Gravity models have long been popular for analyzing economic phenomena related to the movement of goods and services, capital, or even people; however, data limitations regarding migration flows have hindered their use in this context. With access to improved bilateral (country to country) data, researchers can now use gravity models to better assess the impacts of migration policy, for instance, the effects of visa restriction policies on migration flows. The specification, estimation, and interpretation of gravity models are illustrated in different contexts and limitations of current practices are described to enable policymakers to make better informed decisions.
Gravity models provide an intuitive framework to understand the determinants of flows between countries, in particular: trade, migration, or capital.
Gravity models can easily be derived from theoretical models such as random utility maximization models.

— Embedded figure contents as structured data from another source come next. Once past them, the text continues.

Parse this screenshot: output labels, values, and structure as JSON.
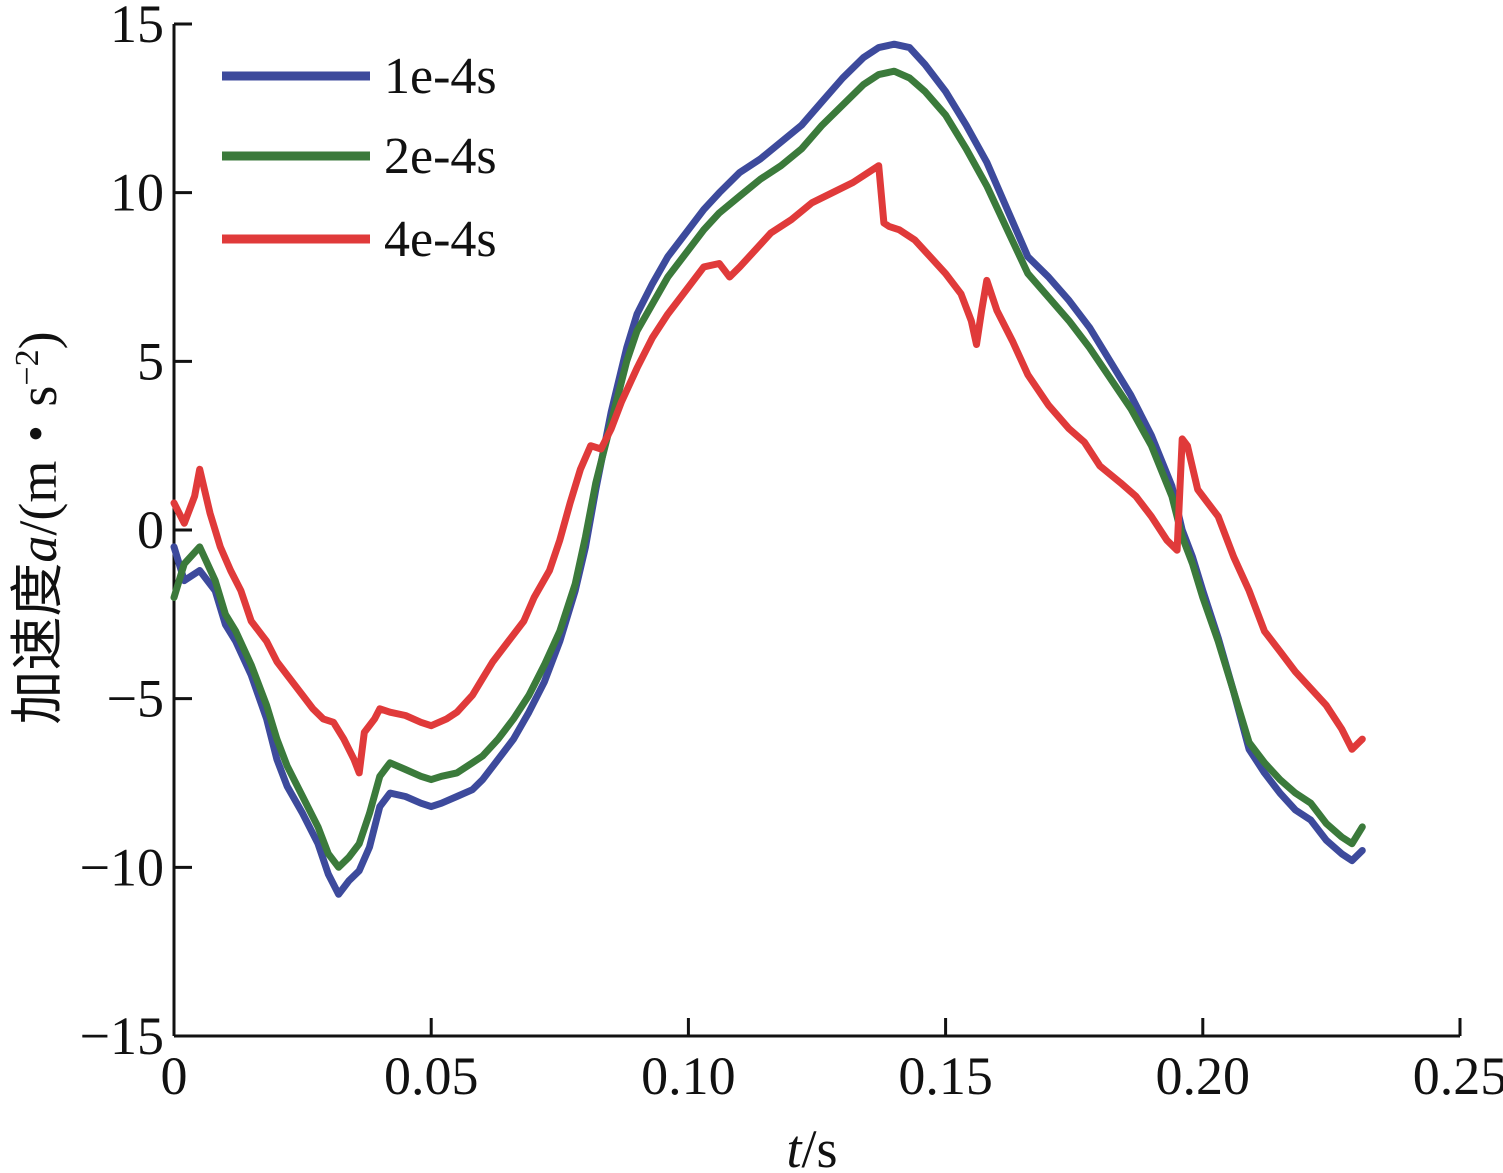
{
  "chart_data": {
    "type": "line",
    "xlabel": "t/s",
    "xlabel_italic": "t",
    "xlabel_unit": "/s",
    "ylabel": "加速度a/(m・s⁻²)",
    "ylabel_prefix": "加速度",
    "ylabel_italic": "a",
    "ylabel_unit": "/(m・s",
    "ylabel_exponent": "−2",
    "ylabel_close": ")",
    "xlim": [
      0,
      0.25
    ],
    "ylim": [
      -15,
      15
    ],
    "x_ticks": [
      0,
      0.05,
      0.1,
      0.15,
      0.2,
      0.25
    ],
    "x_tick_labels": [
      "0",
      "0.05",
      "0.10",
      "0.15",
      "0.20",
      "0.25"
    ],
    "y_ticks": [
      -15,
      -10,
      -5,
      0,
      5,
      10,
      15
    ],
    "y_tick_labels": [
      "−15",
      "−10",
      "−5",
      "0",
      "5",
      "10",
      "15"
    ],
    "grid": false,
    "legend_position": "top-left",
    "series": [
      {
        "name": "1e-4s",
        "color": "#3d4a9c",
        "x": [
          0,
          0.002,
          0.005,
          0.008,
          0.01,
          0.012,
          0.015,
          0.018,
          0.02,
          0.022,
          0.025,
          0.028,
          0.03,
          0.032,
          0.034,
          0.036,
          0.038,
          0.04,
          0.042,
          0.045,
          0.048,
          0.05,
          0.052,
          0.055,
          0.058,
          0.06,
          0.063,
          0.066,
          0.069,
          0.072,
          0.075,
          0.078,
          0.08,
          0.082,
          0.085,
          0.088,
          0.09,
          0.093,
          0.096,
          0.1,
          0.103,
          0.106,
          0.11,
          0.114,
          0.118,
          0.122,
          0.126,
          0.13,
          0.134,
          0.137,
          0.14,
          0.143,
          0.146,
          0.15,
          0.154,
          0.158,
          0.162,
          0.166,
          0.17,
          0.174,
          0.178,
          0.182,
          0.186,
          0.19,
          0.194,
          0.196,
          0.198,
          0.2,
          0.203,
          0.206,
          0.209,
          0.212,
          0.215,
          0.218,
          0.221,
          0.224,
          0.227,
          0.229,
          0.231
        ],
        "y": [
          -0.5,
          -1.5,
          -1.2,
          -1.8,
          -2.8,
          -3.3,
          -4.3,
          -5.6,
          -6.8,
          -7.6,
          -8.4,
          -9.3,
          -10.2,
          -10.8,
          -10.4,
          -10.1,
          -9.4,
          -8.2,
          -7.8,
          -7.9,
          -8.1,
          -8.2,
          -8.1,
          -7.9,
          -7.7,
          -7.4,
          -6.8,
          -6.2,
          -5.4,
          -4.5,
          -3.3,
          -1.8,
          -0.5,
          1.2,
          3.5,
          5.4,
          6.4,
          7.3,
          8.1,
          8.9,
          9.5,
          10.0,
          10.6,
          11.0,
          11.5,
          12.0,
          12.7,
          13.4,
          14.0,
          14.3,
          14.4,
          14.3,
          13.8,
          13.0,
          12.0,
          10.9,
          9.5,
          8.1,
          7.5,
          6.8,
          6.0,
          5.0,
          4.0,
          2.8,
          1.3,
          0.0,
          -0.8,
          -1.8,
          -3.2,
          -4.8,
          -6.5,
          -7.2,
          -7.8,
          -8.3,
          -8.6,
          -9.2,
          -9.6,
          -9.8,
          -9.5
        ]
      },
      {
        "name": "2e-4s",
        "color": "#3b7a3b",
        "x": [
          0,
          0.002,
          0.005,
          0.008,
          0.01,
          0.012,
          0.015,
          0.018,
          0.02,
          0.022,
          0.025,
          0.028,
          0.03,
          0.032,
          0.034,
          0.036,
          0.038,
          0.04,
          0.042,
          0.045,
          0.048,
          0.05,
          0.052,
          0.055,
          0.058,
          0.06,
          0.063,
          0.066,
          0.069,
          0.072,
          0.075,
          0.078,
          0.08,
          0.082,
          0.085,
          0.088,
          0.09,
          0.093,
          0.096,
          0.1,
          0.103,
          0.106,
          0.11,
          0.114,
          0.118,
          0.122,
          0.126,
          0.13,
          0.134,
          0.137,
          0.14,
          0.143,
          0.146,
          0.15,
          0.154,
          0.158,
          0.162,
          0.166,
          0.17,
          0.174,
          0.178,
          0.182,
          0.186,
          0.19,
          0.194,
          0.196,
          0.198,
          0.2,
          0.203,
          0.206,
          0.209,
          0.212,
          0.215,
          0.218,
          0.221,
          0.224,
          0.227,
          0.229,
          0.231
        ],
        "y": [
          -2.0,
          -1.0,
          -0.5,
          -1.5,
          -2.5,
          -3.0,
          -4.0,
          -5.2,
          -6.2,
          -7.0,
          -7.9,
          -8.8,
          -9.6,
          -10.0,
          -9.7,
          -9.3,
          -8.4,
          -7.3,
          -6.9,
          -7.1,
          -7.3,
          -7.4,
          -7.3,
          -7.2,
          -6.9,
          -6.7,
          -6.2,
          -5.6,
          -4.9,
          -4.0,
          -3.0,
          -1.6,
          -0.2,
          1.4,
          3.2,
          5.0,
          5.9,
          6.7,
          7.5,
          8.3,
          8.9,
          9.4,
          9.9,
          10.4,
          10.8,
          11.3,
          12.0,
          12.6,
          13.2,
          13.5,
          13.6,
          13.4,
          13.0,
          12.3,
          11.3,
          10.2,
          8.9,
          7.6,
          6.9,
          6.2,
          5.4,
          4.5,
          3.6,
          2.5,
          1.0,
          -0.2,
          -1.0,
          -2.0,
          -3.3,
          -4.8,
          -6.3,
          -6.9,
          -7.4,
          -7.8,
          -8.1,
          -8.7,
          -9.1,
          -9.3,
          -8.8
        ]
      },
      {
        "name": "4e-4s",
        "color": "#e03a3a",
        "x": [
          0,
          0.002,
          0.004,
          0.005,
          0.007,
          0.009,
          0.011,
          0.013,
          0.015,
          0.018,
          0.02,
          0.022,
          0.025,
          0.027,
          0.029,
          0.031,
          0.033,
          0.035,
          0.036,
          0.037,
          0.039,
          0.04,
          0.042,
          0.045,
          0.048,
          0.05,
          0.053,
          0.055,
          0.058,
          0.06,
          0.062,
          0.065,
          0.068,
          0.07,
          0.073,
          0.075,
          0.077,
          0.079,
          0.081,
          0.083,
          0.085,
          0.087,
          0.09,
          0.093,
          0.096,
          0.1,
          0.103,
          0.106,
          0.108,
          0.11,
          0.113,
          0.116,
          0.12,
          0.124,
          0.128,
          0.132,
          0.135,
          0.137,
          0.138,
          0.139,
          0.141,
          0.144,
          0.147,
          0.15,
          0.153,
          0.155,
          0.156,
          0.157,
          0.158,
          0.16,
          0.163,
          0.166,
          0.17,
          0.174,
          0.177,
          0.18,
          0.184,
          0.187,
          0.19,
          0.193,
          0.195,
          0.196,
          0.197,
          0.199,
          0.201,
          0.203,
          0.206,
          0.209,
          0.212,
          0.215,
          0.218,
          0.221,
          0.224,
          0.227,
          0.229,
          0.231
        ],
        "y": [
          0.8,
          0.2,
          1.0,
          1.8,
          0.5,
          -0.5,
          -1.2,
          -1.8,
          -2.7,
          -3.3,
          -3.9,
          -4.3,
          -4.9,
          -5.3,
          -5.6,
          -5.7,
          -6.2,
          -6.8,
          -7.2,
          -6.0,
          -5.6,
          -5.3,
          -5.4,
          -5.5,
          -5.7,
          -5.8,
          -5.6,
          -5.4,
          -4.9,
          -4.4,
          -3.9,
          -3.3,
          -2.7,
          -2.0,
          -1.2,
          -0.3,
          0.8,
          1.8,
          2.5,
          2.4,
          3.0,
          3.8,
          4.8,
          5.7,
          6.4,
          7.2,
          7.8,
          7.9,
          7.5,
          7.8,
          8.3,
          8.8,
          9.2,
          9.7,
          10.0,
          10.3,
          10.6,
          10.8,
          9.1,
          9.0,
          8.9,
          8.6,
          8.1,
          7.6,
          7.0,
          6.2,
          5.5,
          6.5,
          7.4,
          6.5,
          5.6,
          4.6,
          3.7,
          3.0,
          2.6,
          1.9,
          1.4,
          1.0,
          0.4,
          -0.3,
          -0.6,
          2.7,
          2.5,
          1.2,
          0.8,
          0.4,
          -0.8,
          -1.8,
          -3.0,
          -3.6,
          -4.2,
          -4.7,
          -5.2,
          -5.9,
          -6.5,
          -6.2
        ]
      }
    ]
  }
}
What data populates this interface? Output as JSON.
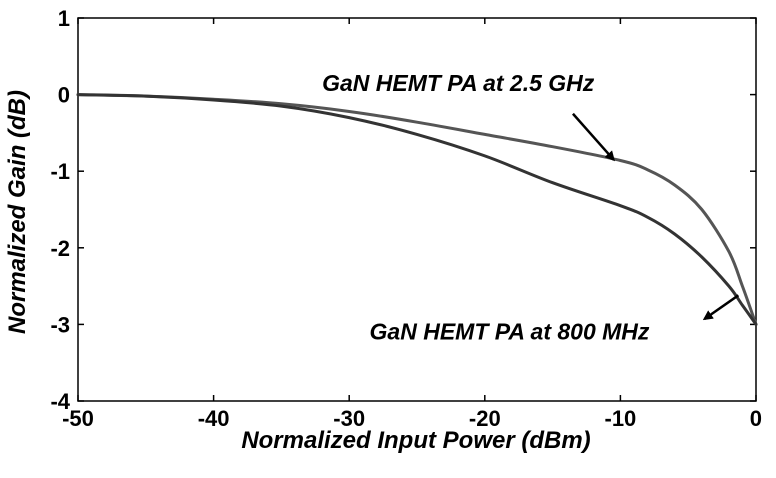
{
  "chart_data": {
    "type": "line",
    "title": "",
    "xlabel": "Normalized Input Power (dBm)",
    "ylabel": "Normalized Gain (dB)",
    "xlim": [
      -50,
      0
    ],
    "ylim": [
      -4,
      1
    ],
    "xticks": [
      -50,
      -40,
      -30,
      -20,
      -10,
      0
    ],
    "yticks": [
      1,
      0,
      -1,
      -2,
      -3,
      -4
    ],
    "xtick_labels": [
      "-50",
      "-40",
      "-30",
      "-20",
      "-10",
      "0"
    ],
    "ytick_labels": [
      "1",
      "0",
      "-1",
      "-2",
      "-3",
      "-4"
    ],
    "grid": false,
    "legend": "none",
    "series": [
      {
        "name": "GaN HEMT PA at 2.5 GHz",
        "color": "#555555",
        "x": [
          -50,
          -45,
          -40,
          -35,
          -30,
          -25,
          -20,
          -15,
          -10,
          -8,
          -6,
          -4,
          -2,
          -1,
          0
        ],
        "y": [
          0,
          -0.02,
          -0.06,
          -0.12,
          -0.22,
          -0.36,
          -0.52,
          -0.68,
          -0.86,
          -0.98,
          -1.18,
          -1.5,
          -2.05,
          -2.5,
          -3.0
        ]
      },
      {
        "name": "GaN HEMT PA at 800 MHz",
        "color": "#333333",
        "x": [
          -50,
          -45,
          -40,
          -35,
          -30,
          -25,
          -20,
          -15,
          -10,
          -8,
          -6,
          -4,
          -2,
          -1,
          0
        ],
        "y": [
          0,
          -0.02,
          -0.07,
          -0.15,
          -0.3,
          -0.52,
          -0.8,
          -1.15,
          -1.45,
          -1.6,
          -1.82,
          -2.12,
          -2.5,
          -2.75,
          -3.0
        ]
      }
    ],
    "annotations": [
      {
        "text": "GaN HEMT PA at 2.5 GHz",
        "label_x": -32,
        "label_y": 0.05,
        "arrow_from": [
          -13.5,
          -0.25
        ],
        "arrow_to": [
          -10.5,
          -0.85
        ]
      },
      {
        "text": "GaN HEMT PA at 800 MHz",
        "label_x": -28.5,
        "label_y": -3.2,
        "arrow_from": [
          -1.3,
          -2.62
        ],
        "arrow_to": [
          -3.8,
          -2.93
        ]
      }
    ]
  }
}
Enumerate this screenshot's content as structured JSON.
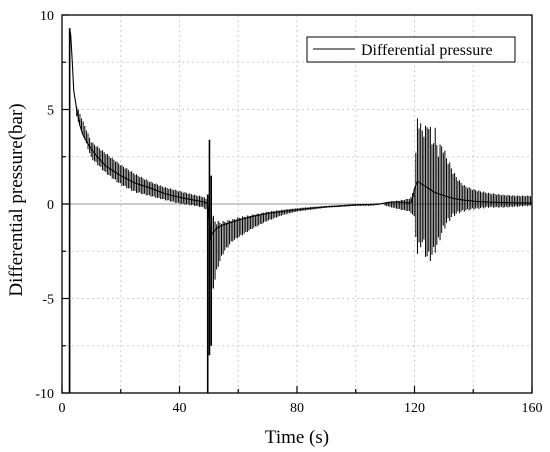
{
  "chart_data": {
    "type": "line",
    "title": "",
    "xlabel": "Time (s)",
    "ylabel": "Differential pressure(bar)",
    "xlim": [
      0,
      160
    ],
    "ylim": [
      -10,
      10
    ],
    "xticks": [
      0,
      40,
      80,
      120,
      160
    ],
    "yticks": [
      -10,
      -5,
      0,
      5,
      10
    ],
    "xtick_labels": [
      "0",
      "40",
      "80",
      "120",
      "160"
    ],
    "ytick_labels": [
      "-10",
      "-5",
      "0",
      "5",
      "10"
    ],
    "grid": true,
    "grid_style": "dotted",
    "zero_line": true,
    "legend": {
      "position": "top-right",
      "entries": [
        "Differential pressure"
      ]
    },
    "series": [
      {
        "name": "Differential pressure",
        "color": "#000000",
        "x": [
          2.5,
          2.6,
          3,
          3.5,
          4,
          5,
          6,
          7,
          8,
          10,
          12,
          15,
          18,
          20,
          25,
          30,
          35,
          40,
          45,
          48,
          49.5,
          50,
          50.5,
          51,
          52,
          53,
          55,
          58,
          60,
          65,
          70,
          75,
          80,
          85,
          90,
          95,
          100,
          105,
          108,
          110,
          112,
          115,
          118,
          119,
          120,
          121,
          122,
          123,
          124,
          125,
          126,
          127,
          128,
          129,
          130,
          131,
          132,
          133,
          135,
          137,
          140,
          145,
          150,
          155,
          160
        ],
        "y": [
          -10,
          9.3,
          8.9,
          7.5,
          6,
          5.0,
          4.2,
          3.7,
          3.4,
          2.9,
          2.5,
          2.0,
          1.7,
          1.5,
          1.1,
          0.85,
          0.55,
          0.35,
          0.2,
          0.12,
          0.05,
          -0.3,
          -1.9,
          -1.6,
          -1.4,
          -1.25,
          -1.1,
          -0.95,
          -0.85,
          -0.65,
          -0.5,
          -0.4,
          -0.3,
          -0.22,
          -0.15,
          -0.1,
          -0.05,
          -0.02,
          0.0,
          0.05,
          0.1,
          0.1,
          0.05,
          0.1,
          0.8,
          1.2,
          1.1,
          1.0,
          0.9,
          0.8,
          0.7,
          0.6,
          0.55,
          0.5,
          0.45,
          0.4,
          0.35,
          0.3,
          0.25,
          0.2,
          0.15,
          0.1,
          0.08,
          0.06,
          0.05
        ],
        "oscillation_envelope": [
          {
            "x": [
              5,
              10,
              15,
              20,
              25,
              30,
              35,
              40,
              45,
              48,
              49
            ],
            "upper": [
              5.2,
              3.3,
              2.7,
              2.1,
              1.6,
              1.2,
              0.9,
              0.7,
              0.5,
              0.4,
              0.3
            ],
            "lower": [
              4.6,
              2.4,
              1.6,
              1.0,
              0.6,
              0.4,
              0.2,
              0.0,
              -0.1,
              -0.2,
              -0.3
            ]
          },
          {
            "x": [
              51,
              52,
              53,
              55,
              58,
              60,
              65,
              70,
              75,
              80,
              85,
              90,
              95,
              100,
              105,
              108
            ],
            "upper": [
              -0.4,
              -0.8,
              -0.9,
              -0.9,
              -0.8,
              -0.7,
              -0.55,
              -0.4,
              -0.3,
              -0.22,
              -0.15,
              -0.1,
              -0.05,
              0.0,
              0.0,
              0.05
            ],
            "lower": [
              -4.8,
              -4.2,
              -3.4,
              -2.6,
              -2.0,
              -1.8,
              -1.3,
              -0.9,
              -0.6,
              -0.4,
              -0.3,
              -0.2,
              -0.15,
              -0.1,
              -0.1,
              -0.05
            ]
          },
          {
            "x": [
              110,
              115,
              118,
              119,
              120,
              121,
              122,
              123,
              124,
              125,
              126,
              127,
              128,
              129,
              130,
              131,
              132,
              133,
              135,
              137,
              140,
              145,
              150,
              155,
              160
            ],
            "upper": [
              0.1,
              0.2,
              0.3,
              0.4,
              1.0,
              4.8,
              4.3,
              4.0,
              4.2,
              4.6,
              3.3,
              4.1,
              2.8,
              3.3,
              3.0,
              2.5,
              2.2,
              1.8,
              1.3,
              1.0,
              0.8,
              0.6,
              0.5,
              0.45,
              0.45
            ],
            "lower": [
              -0.1,
              -0.3,
              -0.4,
              -0.5,
              -0.8,
              -2.9,
              -2.3,
              -2.2,
              -3.0,
              -3.1,
              -2.9,
              -2.6,
              -2.2,
              -1.8,
              -1.4,
              -1.1,
              -0.9,
              -0.7,
              -0.5,
              -0.4,
              -0.3,
              -0.2,
              -0.2,
              -0.15,
              -0.1
            ]
          }
        ],
        "spikes": [
          {
            "x": 2.6,
            "from": -10,
            "to": 9.3
          },
          {
            "x": 49.6,
            "from": -10,
            "to": 0.5
          },
          {
            "x": 50.2,
            "from": -8,
            "to": 3.4
          },
          {
            "x": 50.8,
            "from": -7.5,
            "to": 1.5
          }
        ]
      }
    ]
  }
}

There are multiple methods to account for analytical challenges associated with gravity models such as the use of instrumental variables or fixed effects.
Empirical models can easily be augmented to consider different additional controls and policy variables.
The estimation of gravity models requires country-pairs detailed data (i.e. data regarding two specific countries experiencing direct flows between them), which is not always easy to obtain.
Gravity models encounter difficulty when using data sets that include negative or zero values; some solutions are being investigated, but the challenge remains.
The interpretation of gravity model results from a policy perspective is not always straightforward due to questions regarding data completeness and other influencing factors.